The Wilcoxon-signed Rank test is a non-parametric statistical test used to determine whether there is a significant difference between two related samples. It is often used when the data does not meet the assumptions of a parametric test, such as when the data is not normally distributed.

2. When should the Wilcoxon-signed Rank test be used?

The Wilcoxon-signed Rank test should be used when working with paired or matched data, where each observation in one sample is related to a specific observation in the other sample. It is also appropriate when the data is not normally distributed or when the sample size is small.

3. How does the Wilcoxon-signed Rank test work?

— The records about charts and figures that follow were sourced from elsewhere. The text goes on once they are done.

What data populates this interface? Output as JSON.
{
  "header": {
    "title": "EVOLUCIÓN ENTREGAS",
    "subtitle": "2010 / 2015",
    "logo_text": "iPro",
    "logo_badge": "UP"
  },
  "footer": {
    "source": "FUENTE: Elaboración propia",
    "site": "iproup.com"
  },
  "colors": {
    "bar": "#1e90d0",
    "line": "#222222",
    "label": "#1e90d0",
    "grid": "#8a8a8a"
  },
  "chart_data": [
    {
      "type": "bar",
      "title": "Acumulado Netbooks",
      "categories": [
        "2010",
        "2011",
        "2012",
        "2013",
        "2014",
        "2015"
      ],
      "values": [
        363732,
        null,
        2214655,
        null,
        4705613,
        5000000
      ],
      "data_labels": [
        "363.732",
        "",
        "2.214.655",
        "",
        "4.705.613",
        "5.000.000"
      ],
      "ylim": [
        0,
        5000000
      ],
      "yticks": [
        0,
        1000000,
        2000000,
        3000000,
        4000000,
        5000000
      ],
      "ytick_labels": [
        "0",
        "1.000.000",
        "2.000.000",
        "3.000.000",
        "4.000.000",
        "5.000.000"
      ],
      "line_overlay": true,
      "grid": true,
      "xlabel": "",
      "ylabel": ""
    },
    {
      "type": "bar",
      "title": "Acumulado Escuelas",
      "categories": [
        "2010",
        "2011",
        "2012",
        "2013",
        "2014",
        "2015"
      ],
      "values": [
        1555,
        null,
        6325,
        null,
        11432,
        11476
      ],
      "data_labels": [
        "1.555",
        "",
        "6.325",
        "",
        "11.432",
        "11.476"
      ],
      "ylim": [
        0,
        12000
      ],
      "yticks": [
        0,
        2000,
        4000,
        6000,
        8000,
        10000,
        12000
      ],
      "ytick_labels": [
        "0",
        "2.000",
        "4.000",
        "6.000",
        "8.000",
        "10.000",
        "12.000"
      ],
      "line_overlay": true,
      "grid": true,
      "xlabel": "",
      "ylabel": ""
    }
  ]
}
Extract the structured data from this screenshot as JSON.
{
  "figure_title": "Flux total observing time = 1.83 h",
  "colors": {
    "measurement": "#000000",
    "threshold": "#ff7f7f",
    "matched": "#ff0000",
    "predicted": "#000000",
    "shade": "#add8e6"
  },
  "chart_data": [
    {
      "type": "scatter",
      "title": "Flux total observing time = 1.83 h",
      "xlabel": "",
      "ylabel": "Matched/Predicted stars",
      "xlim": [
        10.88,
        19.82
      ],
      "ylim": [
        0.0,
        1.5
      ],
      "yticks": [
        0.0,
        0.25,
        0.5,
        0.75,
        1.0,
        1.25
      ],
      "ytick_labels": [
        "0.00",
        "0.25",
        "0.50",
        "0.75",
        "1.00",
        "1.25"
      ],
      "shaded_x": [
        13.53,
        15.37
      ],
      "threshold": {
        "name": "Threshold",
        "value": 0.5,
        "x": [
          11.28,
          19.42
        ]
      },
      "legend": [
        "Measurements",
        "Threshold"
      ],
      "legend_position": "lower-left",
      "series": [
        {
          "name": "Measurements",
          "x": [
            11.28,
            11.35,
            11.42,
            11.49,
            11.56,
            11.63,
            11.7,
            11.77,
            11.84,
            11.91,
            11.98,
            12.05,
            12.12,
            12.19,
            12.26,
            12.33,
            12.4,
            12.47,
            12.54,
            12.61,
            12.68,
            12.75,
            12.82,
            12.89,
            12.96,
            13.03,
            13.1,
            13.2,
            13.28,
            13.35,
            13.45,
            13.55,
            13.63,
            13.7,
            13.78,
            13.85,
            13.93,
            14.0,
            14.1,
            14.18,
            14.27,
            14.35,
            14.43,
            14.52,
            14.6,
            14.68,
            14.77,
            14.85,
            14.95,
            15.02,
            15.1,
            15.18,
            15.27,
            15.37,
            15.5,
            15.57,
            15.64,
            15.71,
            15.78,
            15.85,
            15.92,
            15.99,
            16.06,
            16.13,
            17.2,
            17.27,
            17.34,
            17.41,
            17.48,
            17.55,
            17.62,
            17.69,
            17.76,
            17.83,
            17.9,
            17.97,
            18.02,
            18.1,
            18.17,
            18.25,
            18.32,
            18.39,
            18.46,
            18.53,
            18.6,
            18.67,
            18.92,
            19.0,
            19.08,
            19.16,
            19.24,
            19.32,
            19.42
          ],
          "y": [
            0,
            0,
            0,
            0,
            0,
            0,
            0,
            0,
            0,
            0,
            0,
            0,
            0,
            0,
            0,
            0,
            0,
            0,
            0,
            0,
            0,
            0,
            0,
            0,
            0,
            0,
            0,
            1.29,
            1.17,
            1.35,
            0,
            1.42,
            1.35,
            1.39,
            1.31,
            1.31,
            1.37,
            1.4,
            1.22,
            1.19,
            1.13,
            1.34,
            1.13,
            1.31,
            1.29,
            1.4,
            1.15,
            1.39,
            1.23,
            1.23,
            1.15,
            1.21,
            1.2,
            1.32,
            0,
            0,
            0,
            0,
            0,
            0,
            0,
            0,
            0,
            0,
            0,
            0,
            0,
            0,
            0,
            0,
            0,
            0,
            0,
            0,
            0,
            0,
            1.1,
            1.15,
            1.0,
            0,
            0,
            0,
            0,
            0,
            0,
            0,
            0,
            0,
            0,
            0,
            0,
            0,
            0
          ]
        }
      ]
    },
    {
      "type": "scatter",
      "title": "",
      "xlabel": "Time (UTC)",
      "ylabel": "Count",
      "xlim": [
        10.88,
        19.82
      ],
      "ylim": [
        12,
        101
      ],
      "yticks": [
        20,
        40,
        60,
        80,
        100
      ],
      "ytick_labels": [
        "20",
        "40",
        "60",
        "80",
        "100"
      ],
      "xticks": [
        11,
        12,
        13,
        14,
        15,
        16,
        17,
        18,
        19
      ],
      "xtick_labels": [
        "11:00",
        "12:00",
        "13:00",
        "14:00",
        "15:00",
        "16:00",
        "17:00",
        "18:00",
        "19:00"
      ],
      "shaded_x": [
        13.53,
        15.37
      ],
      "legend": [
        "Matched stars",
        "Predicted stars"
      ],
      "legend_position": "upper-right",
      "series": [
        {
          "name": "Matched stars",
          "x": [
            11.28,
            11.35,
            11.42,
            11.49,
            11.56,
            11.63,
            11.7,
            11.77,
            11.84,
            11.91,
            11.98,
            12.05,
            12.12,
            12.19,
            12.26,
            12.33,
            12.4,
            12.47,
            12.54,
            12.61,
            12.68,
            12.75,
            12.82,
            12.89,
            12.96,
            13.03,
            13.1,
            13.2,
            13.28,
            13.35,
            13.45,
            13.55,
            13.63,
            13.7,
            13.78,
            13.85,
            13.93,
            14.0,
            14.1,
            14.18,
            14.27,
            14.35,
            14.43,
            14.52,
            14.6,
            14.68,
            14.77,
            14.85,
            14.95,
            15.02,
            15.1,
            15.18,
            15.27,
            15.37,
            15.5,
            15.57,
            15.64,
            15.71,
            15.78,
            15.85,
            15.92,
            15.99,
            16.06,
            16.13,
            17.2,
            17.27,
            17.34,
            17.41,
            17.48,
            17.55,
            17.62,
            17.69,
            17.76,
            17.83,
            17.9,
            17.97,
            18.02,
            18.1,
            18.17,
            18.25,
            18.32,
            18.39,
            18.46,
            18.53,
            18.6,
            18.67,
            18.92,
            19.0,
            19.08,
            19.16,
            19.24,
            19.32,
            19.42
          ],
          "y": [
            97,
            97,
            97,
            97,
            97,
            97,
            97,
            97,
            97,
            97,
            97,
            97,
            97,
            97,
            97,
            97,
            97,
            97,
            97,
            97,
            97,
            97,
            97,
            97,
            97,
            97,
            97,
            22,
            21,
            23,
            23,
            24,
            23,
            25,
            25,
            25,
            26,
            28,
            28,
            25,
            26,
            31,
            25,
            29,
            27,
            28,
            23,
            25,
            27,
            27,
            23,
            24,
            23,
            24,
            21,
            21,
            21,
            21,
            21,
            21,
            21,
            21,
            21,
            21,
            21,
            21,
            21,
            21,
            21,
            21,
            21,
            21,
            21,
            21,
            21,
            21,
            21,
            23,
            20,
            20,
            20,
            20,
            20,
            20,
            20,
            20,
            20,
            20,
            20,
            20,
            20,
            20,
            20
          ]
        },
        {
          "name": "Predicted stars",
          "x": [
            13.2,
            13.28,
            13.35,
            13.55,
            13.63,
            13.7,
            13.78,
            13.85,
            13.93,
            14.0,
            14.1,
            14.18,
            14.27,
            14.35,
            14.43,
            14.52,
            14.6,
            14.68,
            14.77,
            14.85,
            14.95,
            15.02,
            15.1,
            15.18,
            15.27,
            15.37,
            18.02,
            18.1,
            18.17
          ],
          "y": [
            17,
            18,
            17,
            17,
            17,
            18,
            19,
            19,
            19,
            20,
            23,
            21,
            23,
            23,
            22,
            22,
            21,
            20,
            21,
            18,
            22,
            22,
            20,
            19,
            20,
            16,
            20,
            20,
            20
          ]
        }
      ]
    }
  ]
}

The Wilcoxon-signed Rank test works by ranking the absolute differences between the paired observations and then calculating the sum of the ranks for each group. The test then compares the sums of the ranks to determine if there is a significant difference between the two samples.

4. What are the assumptions of the Wilcoxon-signed Rank test?

The Wilcoxon-signed Rank test does not assume that the data is normally distributed, but it does assume that the paired differences are independent and that the data is at least ordinal. It also assumes that the paired differences are continuous or at least approximately continuous.

5. How do you interpret the results of the Wilcoxon-signed Rank test?

The results of the Wilcoxon-signed Rank test will provide a p-value, which indicates the probability of obtaining the observed results if the null hypothesis (no difference between the two samples) is true. A p-value less than 0.05 is typically considered statistically significant, indicating that there is a significant difference between the two samples.